Note: Just calls seq_update().
- Parameters:
x (ndarray) – Numpy array of positive integers.
weights (ndarray) – Numpy array of positive floats.
rng (Optional[RandomState]) – Kept for consistency with SequenceEncodableStatisticAccumulator.
- Returns:
None.
- Return type:
None
- combine(suff_stat)[source]
Combine aggregated sufficient statistics with sufficient statistics of GeometricAccumulator instance.
- Input suff_stat is Tuple[float, float] with:
suff_stat[0] (float): sum of observation weights, suff_stat[1] (float): weighted sum of observations.
- value()[source]
Returns sufficient statistics Tuple[float, float] of GeometricAccumulator instance.
- from_value(x)[source]
Sets GeometricAccumulator instance sufficient statistic member variables to x.
- key_merge(stats_dict)[source]
Merge sufficient statistics of object instance with suff stats containing matching keys.
- Parameters:
stats_dict (Dict[str, Any]) – Dict mapping keys to sufficient statistics.
- Returns:
None.
- Return type:
None
- key_replace(stats_dict)[source]
Set sufficient statistics of object instance to suff_stats with matching keys.
- Parameters:
stats_dict (Dict[str, Any]) – Dict mapping keys to sufficient statistics.
- Returns:
None.
- Return type:
None
- acc_to_encoder()[source]
Returns GeometricDataEncoder object for encoding sequence of GeometricDistribution observations.
- Return type:
GeometricDataEncoder
- class GeometricAccumulatorFactory(name=None, keys=None)[source]
Bases:
StatisticAccumulatorFactory- make()[source]

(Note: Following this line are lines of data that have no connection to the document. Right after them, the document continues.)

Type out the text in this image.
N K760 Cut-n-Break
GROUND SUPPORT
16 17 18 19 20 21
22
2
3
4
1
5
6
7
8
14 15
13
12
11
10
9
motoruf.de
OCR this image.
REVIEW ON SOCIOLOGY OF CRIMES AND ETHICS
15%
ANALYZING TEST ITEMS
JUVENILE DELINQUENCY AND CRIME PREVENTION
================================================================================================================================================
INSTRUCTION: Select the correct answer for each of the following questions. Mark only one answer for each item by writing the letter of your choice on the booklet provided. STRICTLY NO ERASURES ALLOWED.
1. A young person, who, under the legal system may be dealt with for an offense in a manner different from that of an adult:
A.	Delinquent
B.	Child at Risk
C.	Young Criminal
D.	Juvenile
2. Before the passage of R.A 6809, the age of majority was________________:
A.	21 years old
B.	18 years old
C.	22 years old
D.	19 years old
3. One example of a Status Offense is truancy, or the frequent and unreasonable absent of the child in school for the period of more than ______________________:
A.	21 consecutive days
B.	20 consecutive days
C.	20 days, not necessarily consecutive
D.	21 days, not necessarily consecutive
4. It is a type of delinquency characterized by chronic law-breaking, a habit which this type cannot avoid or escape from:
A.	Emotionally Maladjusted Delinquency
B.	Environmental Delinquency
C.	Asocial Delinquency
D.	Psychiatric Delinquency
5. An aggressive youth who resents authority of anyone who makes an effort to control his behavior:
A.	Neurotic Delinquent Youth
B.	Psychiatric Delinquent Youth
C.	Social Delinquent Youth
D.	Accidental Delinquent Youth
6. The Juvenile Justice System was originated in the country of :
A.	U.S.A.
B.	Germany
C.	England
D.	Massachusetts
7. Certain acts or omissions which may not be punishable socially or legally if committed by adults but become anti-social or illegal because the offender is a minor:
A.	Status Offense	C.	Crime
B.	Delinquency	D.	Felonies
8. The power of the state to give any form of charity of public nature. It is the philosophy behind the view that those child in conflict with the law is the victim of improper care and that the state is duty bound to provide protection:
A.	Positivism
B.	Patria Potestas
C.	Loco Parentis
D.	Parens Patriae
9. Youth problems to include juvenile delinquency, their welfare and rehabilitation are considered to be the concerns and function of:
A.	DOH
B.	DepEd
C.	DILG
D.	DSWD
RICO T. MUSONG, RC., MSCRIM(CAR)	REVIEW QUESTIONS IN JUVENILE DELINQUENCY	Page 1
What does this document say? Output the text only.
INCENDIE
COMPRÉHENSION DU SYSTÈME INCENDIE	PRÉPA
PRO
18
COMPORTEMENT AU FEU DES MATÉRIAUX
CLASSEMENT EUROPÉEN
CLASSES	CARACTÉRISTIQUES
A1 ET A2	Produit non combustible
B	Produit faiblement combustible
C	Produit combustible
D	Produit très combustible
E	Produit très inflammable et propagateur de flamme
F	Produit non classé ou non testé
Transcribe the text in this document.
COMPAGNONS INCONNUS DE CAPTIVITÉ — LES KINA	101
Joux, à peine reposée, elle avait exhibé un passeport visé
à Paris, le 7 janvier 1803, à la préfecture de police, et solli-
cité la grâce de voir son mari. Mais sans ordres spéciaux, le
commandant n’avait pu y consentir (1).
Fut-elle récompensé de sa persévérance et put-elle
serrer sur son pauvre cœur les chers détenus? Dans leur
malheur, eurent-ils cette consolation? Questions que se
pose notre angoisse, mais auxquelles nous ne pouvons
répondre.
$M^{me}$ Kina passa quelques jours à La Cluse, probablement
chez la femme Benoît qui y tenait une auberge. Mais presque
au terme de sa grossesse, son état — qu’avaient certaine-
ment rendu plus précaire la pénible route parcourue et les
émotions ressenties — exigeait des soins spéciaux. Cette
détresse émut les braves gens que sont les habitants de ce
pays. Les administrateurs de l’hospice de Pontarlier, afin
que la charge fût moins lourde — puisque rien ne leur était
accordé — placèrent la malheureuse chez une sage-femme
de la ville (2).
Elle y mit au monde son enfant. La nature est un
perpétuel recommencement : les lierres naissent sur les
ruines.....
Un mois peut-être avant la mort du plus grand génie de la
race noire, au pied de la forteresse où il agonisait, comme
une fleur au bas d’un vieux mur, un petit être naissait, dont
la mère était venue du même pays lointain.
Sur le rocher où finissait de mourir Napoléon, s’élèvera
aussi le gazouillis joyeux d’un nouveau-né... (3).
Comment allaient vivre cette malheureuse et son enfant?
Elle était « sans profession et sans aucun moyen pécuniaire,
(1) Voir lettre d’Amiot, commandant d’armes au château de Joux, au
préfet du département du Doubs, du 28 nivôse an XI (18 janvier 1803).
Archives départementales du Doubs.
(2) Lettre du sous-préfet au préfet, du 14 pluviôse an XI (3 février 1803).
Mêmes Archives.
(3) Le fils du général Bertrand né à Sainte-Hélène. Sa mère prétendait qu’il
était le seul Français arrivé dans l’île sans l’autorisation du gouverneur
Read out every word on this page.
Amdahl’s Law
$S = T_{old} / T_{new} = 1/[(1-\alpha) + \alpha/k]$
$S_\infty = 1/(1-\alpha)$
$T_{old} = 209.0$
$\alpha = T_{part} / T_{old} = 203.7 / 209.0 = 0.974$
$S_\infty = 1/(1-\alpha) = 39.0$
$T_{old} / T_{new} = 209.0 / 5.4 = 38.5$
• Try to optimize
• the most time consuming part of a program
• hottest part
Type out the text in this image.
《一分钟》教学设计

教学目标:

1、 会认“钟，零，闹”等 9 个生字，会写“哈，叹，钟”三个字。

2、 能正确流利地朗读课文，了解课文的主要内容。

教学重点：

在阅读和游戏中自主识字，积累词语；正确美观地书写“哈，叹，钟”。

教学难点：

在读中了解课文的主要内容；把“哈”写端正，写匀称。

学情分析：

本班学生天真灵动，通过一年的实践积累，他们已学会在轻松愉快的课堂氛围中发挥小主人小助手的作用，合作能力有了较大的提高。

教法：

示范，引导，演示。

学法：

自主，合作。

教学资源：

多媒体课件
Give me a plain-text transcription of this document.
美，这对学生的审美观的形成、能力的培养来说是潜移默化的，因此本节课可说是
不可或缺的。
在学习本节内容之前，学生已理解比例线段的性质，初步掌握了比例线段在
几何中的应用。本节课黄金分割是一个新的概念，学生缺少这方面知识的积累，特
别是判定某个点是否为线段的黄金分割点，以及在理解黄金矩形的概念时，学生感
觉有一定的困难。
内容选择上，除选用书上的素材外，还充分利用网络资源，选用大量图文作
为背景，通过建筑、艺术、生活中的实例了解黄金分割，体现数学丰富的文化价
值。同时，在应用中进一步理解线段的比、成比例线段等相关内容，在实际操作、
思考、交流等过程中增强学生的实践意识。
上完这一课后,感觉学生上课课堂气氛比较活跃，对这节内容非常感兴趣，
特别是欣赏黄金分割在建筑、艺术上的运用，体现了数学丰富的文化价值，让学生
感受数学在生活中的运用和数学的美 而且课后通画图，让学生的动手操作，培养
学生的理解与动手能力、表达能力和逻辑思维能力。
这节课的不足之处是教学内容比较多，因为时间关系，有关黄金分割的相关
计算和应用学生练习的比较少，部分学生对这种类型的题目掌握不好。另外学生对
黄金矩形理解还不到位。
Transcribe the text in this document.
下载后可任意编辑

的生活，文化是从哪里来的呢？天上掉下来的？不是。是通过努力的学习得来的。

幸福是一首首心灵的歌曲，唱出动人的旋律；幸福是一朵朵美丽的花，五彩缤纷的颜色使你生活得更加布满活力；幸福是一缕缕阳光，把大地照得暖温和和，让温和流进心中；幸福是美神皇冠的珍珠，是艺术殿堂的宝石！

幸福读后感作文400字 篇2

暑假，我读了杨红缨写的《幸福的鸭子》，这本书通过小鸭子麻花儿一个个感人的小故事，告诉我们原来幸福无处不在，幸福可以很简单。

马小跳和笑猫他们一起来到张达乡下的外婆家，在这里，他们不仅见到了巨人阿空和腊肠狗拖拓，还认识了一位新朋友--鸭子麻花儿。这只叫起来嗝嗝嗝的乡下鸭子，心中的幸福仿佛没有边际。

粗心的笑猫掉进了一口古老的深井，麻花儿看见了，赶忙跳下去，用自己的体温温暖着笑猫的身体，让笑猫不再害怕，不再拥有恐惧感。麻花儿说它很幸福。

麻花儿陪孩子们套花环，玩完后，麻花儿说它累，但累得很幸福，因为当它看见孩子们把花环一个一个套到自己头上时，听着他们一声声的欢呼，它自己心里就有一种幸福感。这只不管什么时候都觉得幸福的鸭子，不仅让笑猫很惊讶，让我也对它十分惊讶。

Return GeometricAccumulator with name and keys passed.
- Return type:
GeometricAccumulator
- class GeometricEstimator(pseudo_count=None, suff_stat=None, name=None, keys=None, prior=None)[source]
Bases:
ParameterEstimator- Parameters:
- accumulator_factory()[source]
Create GeometricAccumulatorFactory object with name and keys passed.
- Return type:
GeometricAccumulatorFactory
- model_log_density(model)[source]
Log-density of the model’s success probability under the Beta prior (ELBO global term).
- Parameters:
model (GeometricDistribution)
- Return type:
- estimate(nobs, suff_stat)[source]
Estimate geometric distribution from aggregated sufficient statistics (suff_stat).
- Uses suff_stat (Tuple[float, float]):
suff_stat[0] (float): sum of weights of the observations (count), suff_stat[1] (float): weighted sum of observations (sum).
If member variable pseudo_count is not None, then suff_stat arg is combined with pseudo_count weighted member variable of sufficient statistics.
If member variable pseudo_count is not None, and member variable sufficient statistic is None, suff_stat arg is reweighted by pseudo_count alone.
If no pseudo_count is set, p = suff_stat[0]/suff_stat[1] is passed to GeometricDistribution.
- class GeometricDataEncoder[source]
Bases:
DataSequenceEncoderGeometricDataEncoder object for encoding sequences of iid geometric observations with data type int.